The cable, headlined "Data Privacy Trumps Security: Implications Of A FDP Victory On Counterterrorism Co-operation," and published by WikiLeaks Nov. 28, 2010, outlined U.S. concerns on how a then-potential FDP role in the government would hamper U.S.-German data-sharing efforts in the war against terror.
"The FDP's criticisms of security-related data sharing agreements have also extended to the U.S.-Germany bilateral "Pruem-like" agreement to share personal information on serious crime and terrorism suspects (ref C), the U.S.-EU Passenger Name Recognition (PNR) initiative, and elements of the Visa Waiver Program that involve sharing information on travelers," the ambassdador wrote, according to the WikiLeaks document dump.
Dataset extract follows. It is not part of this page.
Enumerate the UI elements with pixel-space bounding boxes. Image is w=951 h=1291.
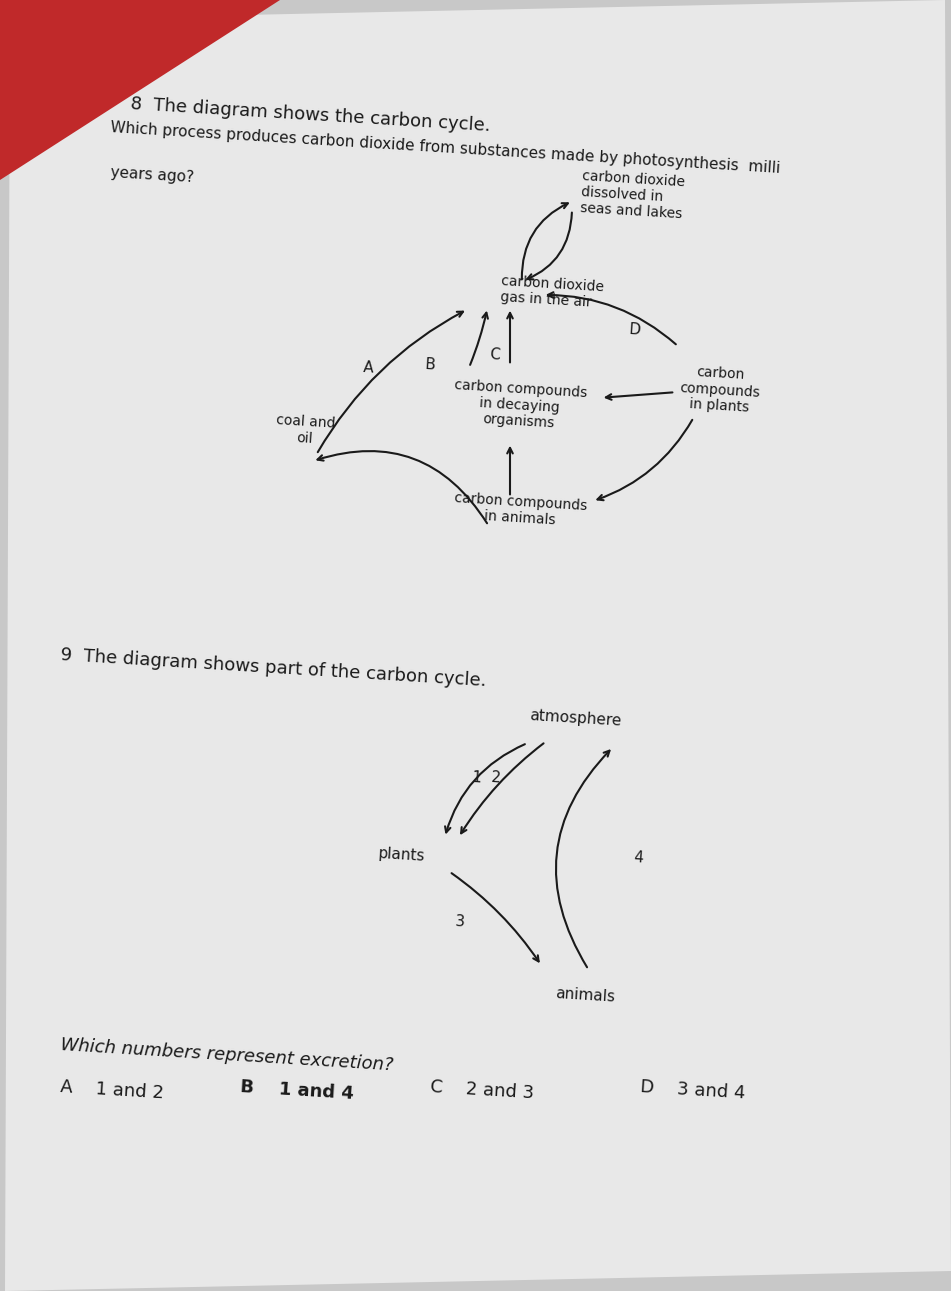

The ambassador warned in particular that FDP parliamentarian Gisela Piltz, "who is a member of the Bundestag Interior Committee, has criticized the U.S.-EU Passenger Name Record (PNR) data transfer agreement for collecting 'pointless' information on travelers and she doubts whether the information collected under PNR would be of any value to law enforcement officials."
The cable continues:
In meetings with EconOffs, Piltz broadly spoke of governments, particularly that of the U.S., accumulating large amounts of data on their (mostly) innocent citizens. Piltz expressed concerns that German commercial interests could be damaged when U.S. authorities obtained PNR data on German business travelers that might somehow be shared with American competitors.
In October 2009, days after FDP gains in the federal election, Piltz became deputy chair of the FDP parliamentary group.
In the cable, the ambassador also noted that Piltz "claimed that the U.S. government as a whole lacked effective data protection measures in comparison to Germany and questioned why the USG does not have a [sic] overall federal data protection commissioner as Germany does. Comment: Piltz's remark underscores the importance of ensuring German officials receive information about USG data protection policy."